The bareroot season begins with supplies of berries Рblackberries, blueberries, raspberries, strawberries, and more. Also, you can start planting vegetables including asparagus, artichokes, and rhubarb. We have many six  packs of vegetables and will bring in new ones as soon as they are available. This is also a great time to plant seeds of peas РSugar Snap and Chinese and the ornamental Sweet Peas.

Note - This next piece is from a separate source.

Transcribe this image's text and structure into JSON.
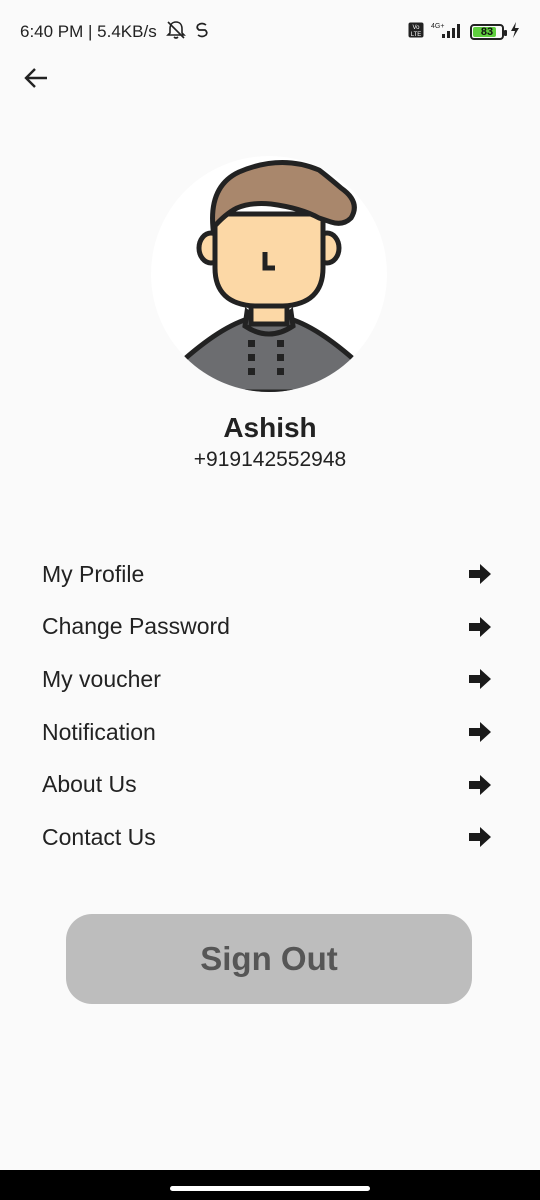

Speaking of berries, how about some colorful ones to fatten up the birds. This month is prime. Shown below are berries from two natives, Prunus ilicifolia and Toyon, plus Pyracantha.

November is really the last good month for planting natives. Right now we have the best selection of Manzanitas including ‘Dr. Hurd’, ‘Louis Edmonds’, ‘Howard McMinn’ and ‘Ken Taylor’, among others. And back is that infamous Salvia, ‘Desperado’ – a cross between Salvia apiana and leucophylla. Don’t forget to throw out seeds of the native poppies and other wildflowers.

Who is Kurt Zadnik? I haven’t been able to find out, but there is a lovely Ceanothus named after him. This plant has some of the deepest cobalt blue flowers of the species. It is said to grow two to three feet tall and spread out up to eight feet. Recommended by our sales rep from Native Sons Wholesale Nursery.

For sale in 4″ containers is the healing Aloe vera. The sap is great in relieving itches from insect bites and pain from burns. Don’t forget to bring the plants indoors when frost is predicted.

Forcing Hyacinth bulbs is another holiday tradition along with paperwhite forcing. We have these colorful vases and blue hyacinths as well as a new variety in yellow. The bulbs can also be planted in the ground and should rebloom for many years.

Red and white cyclamen are always the most popular; other colors include salmon, lavender and fuchsia. In our climate, the plants require protection from frost. When the temperatures drop, keep them close to the house or cover them. They also function as colorful indoor plants, lasting longest in a cool atmosphere.

Calylophus (common names include Texas primrose and sundrops) is one of the most popular perennials and for good reason. The bright yellow flowers are borne on low growing plants all summer. They need only minimal irrigation and are content with summer’s hottest days. We currently have one gallon plants. Trim the plant in early spring if you notice it becoming woody.

Olive trees are a durable and lasting addition to the landscape. Come check out the striking weeping olive specimen. Also in the nursery, some very handsome fruitless Bonita trees in 24″ boxes. During the bareroot season, we will once again carry some of the more unusual fruiting varieties in small containers – Arbequina, Arbosana and Koroneiki.